Phase I trials of combination vorinostat and bortezomib in patients with solid tumors and multiple myeloma have established the recommended dose as vorinostat 400 mg daily days 1 through 14 and bortezomib 1.3 mg/m2 days 1, 4, 8, and 11 every 21 days. Based on these findings we propose to conduct a phase II trial of the combination vorinostat and bortezomib at the recommended dose-schedule in patients with recurrent and/or refractory lymphomas, indolent and aggressive, and B- or T-cell lymphoma.

Eligibility Criteria:

Inclusion Criteria: Patients must have:

1) Histologically confirmed non–Hodgkin Lymphoma (sections for central pathology review MUST be available) including small lymphocytic lymphoma, lymphoplasmacytic lymphoma, follicular center cell lymphoma, mantle cell lymphoma, marginal zone lymphoma, diffuse large B cell lymphoma, Burkitt’s lymphoma, lymphoblastic lymphoma, anaplastic large cell lymphoma, nasal NK/T cell lymphoma, mycosis fungoides/Sezary syndrome, angioimmunoblastic T-cell lymphoma and peripheral T-cell lymphomas not otherwise specified.

2) Received 2 or more prior therapies, which may include hematopoietic cell transplant (HCT).

3) Received treatment with a nucleoside analog, or an alkylating agent, an anthracycline and/or in the case of B cell lymphomas, rituximab.

4) Resistant disease to 2 regimens or resistant disease to at least 1 regimen after first relapse.

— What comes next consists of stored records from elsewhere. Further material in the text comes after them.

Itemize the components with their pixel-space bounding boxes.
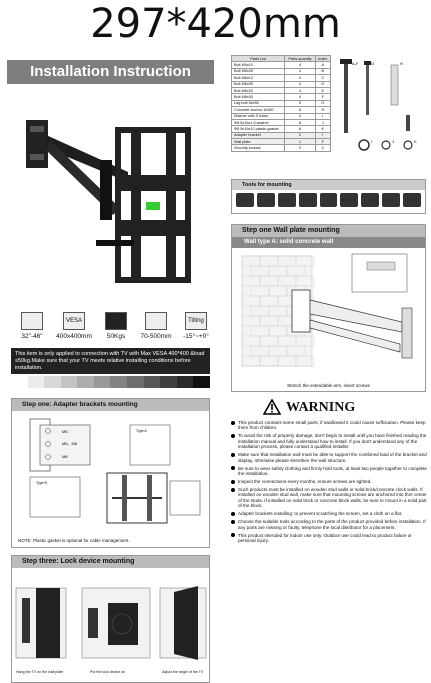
parts-cell: 1 — [285, 139, 315, 145]
parts-cell: Bolt M6x30 — [232, 81, 285, 87]
gray-swatch — [44, 376, 61, 388]
warning-item: Choose the suitable tools according to the parts of the product provided before installation. If any parts are missing or faulty, telephone the local distributor for a placement. — [231, 519, 429, 530]
label-m5: M5 — [62, 429, 68, 434]
pencil-icon — [340, 193, 358, 207]
gray-swatch — [177, 376, 194, 388]
hammer-icon — [320, 193, 338, 207]
spec-vesa: VESA 400x400mm — [56, 312, 92, 340]
gray-swatch — [77, 376, 94, 388]
parts-cell: Security screws — [232, 145, 285, 151]
caption-hang-tv: Hang the TV on the wall plate — [16, 670, 64, 674]
anchor-icon — [391, 65, 398, 105]
caption-lock-device: Put the lock device on — [90, 670, 126, 674]
step-one-adapter-panel — [11, 398, 210, 548]
gray-swatch — [160, 376, 177, 388]
caption-adjust-angle: Adjust the angle of the TV — [162, 670, 204, 674]
parts-cell: 2 — [285, 132, 315, 138]
tilting-icon: Tilting — [185, 312, 207, 330]
warning-item: This product intended for indoor use only. Outdoor use could lead to product failure or personal injury. — [231, 533, 429, 544]
parts-cell: 8 — [285, 119, 315, 125]
parts-cell: A — [315, 62, 330, 68]
hw-label-h: H — [400, 61, 403, 66]
parts-cell: X — [315, 145, 330, 151]
drill-icon — [236, 193, 254, 207]
parts-cell: 4 — [285, 113, 315, 119]
parts-cell: 5 — [285, 100, 315, 106]
hw-label-k: K — [414, 139, 417, 144]
spec-distance: 70-500mm — [138, 312, 174, 340]
tools-panel — [231, 179, 426, 214]
step-one-adapter-title: Step one: Adapter brackets mounting — [12, 399, 209, 411]
parts-header-name: Parts List — [232, 56, 285, 62]
step-one-wall-panel — [231, 224, 426, 392]
warning-item: Inspect the connections every months, ensure screws are tighted. — [231, 479, 429, 484]
parts-cell: J — [315, 119, 330, 125]
parts-cell: Φ8.5x16x1.5 washer — [232, 119, 285, 125]
tv-size-icon — [21, 312, 43, 330]
parts-cell: I — [315, 113, 330, 119]
drill-bit-icon — [299, 193, 317, 207]
spec-weight: 50Kgs — [98, 312, 134, 340]
page-size-title: 297*420mm — [90, 1, 341, 47]
right-column — [221, 50, 431, 640]
bolt-icon — [340, 59, 352, 133]
gray-swatch — [11, 376, 28, 388]
parts-cell: 4 — [285, 81, 315, 87]
vesa-icon: VESA — [63, 312, 85, 330]
parts-cell: Lag bolt 5#x50 — [232, 100, 285, 106]
parts-header-qty: Parts quantity — [285, 56, 315, 62]
step-three-panel — [11, 555, 210, 683]
grayscale-strip — [11, 376, 210, 388]
label-type-a-top: Type A — [136, 429, 147, 433]
hw-label-g: G — [371, 61, 375, 66]
parts-cell: Adapter bracket — [232, 132, 285, 138]
warning-list — [231, 420, 429, 546]
step-three-title: Step three: Lock device mounting — [12, 556, 209, 568]
parts-cell: Bolt M5x30 — [232, 68, 285, 74]
warning-item: Such products must be installed on wooden stud walls or solid brick/concrete clock walls. If installed on wooden stud wall, make sure that mounting screws are anchored into thre center of the studs. If installed on solid brick or concrete block walls, be sure to mount in a solid part of the block. — [231, 487, 429, 509]
parts-cell: F — [315, 139, 330, 145]
screwdriver-icon — [382, 193, 400, 207]
spec-tilting: Tilting -15°~+0° — [178, 312, 214, 340]
distance-icon — [145, 312, 167, 330]
label-type-b: Type B — [36, 481, 47, 485]
parts-cell: 6 — [285, 107, 315, 113]
parts-cell: E — [315, 87, 330, 93]
wall-type-a-label: Wall type A: solid concrete wall — [232, 237, 425, 248]
gray-swatch — [144, 376, 161, 388]
parts-cell: 4 — [285, 94, 315, 100]
parts-header-index: Index — [315, 56, 330, 62]
gasket-icon — [404, 141, 412, 149]
gray-swatch — [193, 376, 210, 388]
wall-plate-caption: Stretch the extendable arm, insert screws — [287, 383, 370, 388]
lag-bolt-icon — [364, 61, 371, 115]
level-icon — [278, 193, 296, 207]
parts-cell: Bolt M8x30 — [232, 94, 285, 100]
parts-cell: Concrete anchor 10x50 — [232, 107, 285, 113]
parts-list-table — [231, 55, 331, 152]
warning-item: Be sure to wear safety clothing and firmly hold tools, at least two people together to complete the installation. — [231, 466, 429, 477]
hw-label-j: J — [392, 139, 394, 144]
gray-swatch — [110, 376, 127, 388]
parts-cell: 4 — [285, 75, 315, 81]
parts-cell: D — [315, 81, 330, 87]
hardware-illustration — [336, 55, 424, 175]
parts-cell: F — [315, 94, 330, 100]
security-screw-icon — [406, 115, 410, 131]
warning-item: To avoid the risk of property damage, don't begin to install until you have finished reading the installation manual and fully understand how to install. If you don't understand any of the installation process, please contact a qualified installer. — [231, 433, 429, 449]
parts-cell: 6 — [285, 126, 315, 132]
spec-tv-size: 32"-46" — [14, 312, 50, 340]
adapter-diagram — [12, 411, 209, 537]
parts-cell: Bolt M5x10 — [232, 62, 285, 68]
warning-item: Make sure that installation wall must be able to support the combined load of the bracket and display, otherwise please strenthen the wall structure. — [231, 452, 429, 463]
parts-cell: Bolt M8x20 — [232, 87, 285, 93]
parts-cell: 2 — [285, 145, 315, 151]
parts-cell: Wall plate — [232, 139, 285, 145]
gray-swatch — [28, 376, 45, 388]
warning-triangle-icon — [263, 399, 281, 415]
parts-cell: 4 — [285, 68, 315, 74]
hw-label-af: A-F — [352, 61, 359, 66]
parts-cell: Φ6.5x16x10 plastic gasket — [232, 126, 285, 132]
wrench-icon — [403, 193, 421, 207]
tape-icon — [361, 193, 379, 207]
tools-title: Tools for mounting — [232, 180, 425, 190]
drill-detail-inset — [352, 254, 407, 292]
gray-swatch — [127, 376, 144, 388]
warning-item: This product contains some small parts, if swallowed it could cause suffocation. Please keep them from children. — [231, 420, 429, 431]
label-m5-m6: M5、M6 — [62, 441, 78, 446]
wall-plate-diagram — [232, 248, 425, 376]
plastic-gasket-note: NOTE: Plastic gasket is optional for cable management. — [18, 538, 130, 543]
gray-swatch — [61, 376, 78, 388]
warning-item: Adapter brackets installing: to prevent scratching the screen, set a cloth on a flat. — [231, 511, 429, 516]
washer-icon — [359, 140, 369, 150]
installation-banner: Installation Instruction — [7, 60, 214, 84]
tools-row — [232, 190, 425, 210]
washer-j-icon — [382, 141, 390, 149]
parts-cell: B — [315, 68, 330, 74]
parts-cell: 4 — [285, 62, 315, 68]
weight-icon — [105, 312, 127, 330]
parts-cell: Washer with 3 holes — [232, 113, 285, 119]
parts-cell: I — [315, 132, 330, 138]
parts-cell: H — [315, 107, 330, 113]
hw-label-i: I — [371, 139, 373, 144]
step-one-wall-title: Step one Wall plate mounting — [232, 225, 425, 237]
parts-cell: Bolt M6x12 — [232, 75, 285, 81]
parts-cell: C — [315, 75, 330, 81]
parts-cell: 4 — [285, 87, 315, 93]
tape-measure-icon — [257, 193, 275, 207]
warning-title: WARNING — [286, 400, 356, 415]
parts-cell: G — [315, 100, 330, 106]
gray-swatch — [94, 376, 111, 388]
level-bubble-shape — [146, 202, 160, 210]
compatibility-notice: This item is only applied to connection with TV with Max VESA 400*400 &load ≤50kg.Make sure that your TV meets relative installing conditions before installation. — [11, 348, 210, 374]
parts-row — [232, 145, 331, 151]
lock-device-diagram — [12, 568, 209, 668]
label-m8: M8 — [62, 454, 68, 459]
left-column — [0, 50, 221, 674]
parts-cell: K — [315, 126, 330, 132]
tv-mount-illustration — [18, 90, 203, 300]
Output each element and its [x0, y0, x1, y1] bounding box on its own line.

5) Bi-dimensionally measurable disease documented within 30 days prior to enrollment. Bi-dimensionally measurable disease is defined as:

a) A lymph node or tumor mass that can be accurately measured in two dimensions by CT, MRI, medical photograph (skin or oral lesion), plain X-ray, PET scan or other conventional technique and a greatest diameter of 1 cm or greater; or palpable lesions with both diameters > 2 cm (lesion measured in 2 largest perpendicular dimensions in millimeters);

b) For the purposes of this protocol, disease should be located in an area of no prior radiation therapy or a clear progression in an area that was previously irradiated.

6) Adequate organ and marrow function obtained less than or equal to 14 days prior to enrollment as defined by a(n):

a) Absolute neutrophil count (ANC) greater than or equal to 1,000/microliter

b) Platelet count greater than or equal to 100,000/microliter, or greater than or equal to 75,000/microliter if the bone marrow is involved

c) Hemoglobin level greater than or equal to 9 g/dL

d) Total bilirubin less than or equal to 1.5 x institutional upper limit of normality (ULN). (If abnormal, direct bilirubin less than or equal to 1.5 x institutional ULN)

e) Alanine aminotransferase (ALT) or aspartate aminotransferase (AST) less than or equal to 2.5 x institutional ULN (less than or equal to 5 x institutional ULN if liver involvement with lymphoma)

f) Serum creatinine less than or equal to 1.5 x institutional ULN

7) Zubrod (ECOG) Performance Status of 0 or 1 (corresponds to Karnofsky Performance Status (KPS) greater than or equal to 70%).

8) Age greater than or equal to 18 years.

9) Life expectancy greater than or equal to 3 months as clinically determined by referring physician.

10) Female patient is either post menopausal, free from menses for > 2 years, surgically sterilized or willing to use 2 methods of contraception (i.e., a condom in conjunction with a diaphragm, or spermicidal jelly; or oral, injectable, or implanted birth control; or abstinence ) to prevent pregnancy throughout the study, starting with visit 1.

11) Female patients of childbearing potential must have a negative serum pregnancy test (beta-HCG) within 72 hours of enrollment and should not be nursing due to the potential for congenital abnormalities and of harm to nursing infants due to this treatment regimen.

12) Male patient agrees to use an adequate method of contraception (i.e., a condom if female partner uses a diaphragm, spermicidal jelly; or oral, injectable, or implanted birth control; or abstinence) for the duration of the study and for 12 weeks after the last dose.

13) Patient must be able to swallow capsules as per clinical evaluation by study MD.

14) Signed and dated institutional review board/ethics committee-approved informed consent before any protocol specific screening procedures are performed.

15) Both men and women of all races and ethnic groups are eligible for this trial.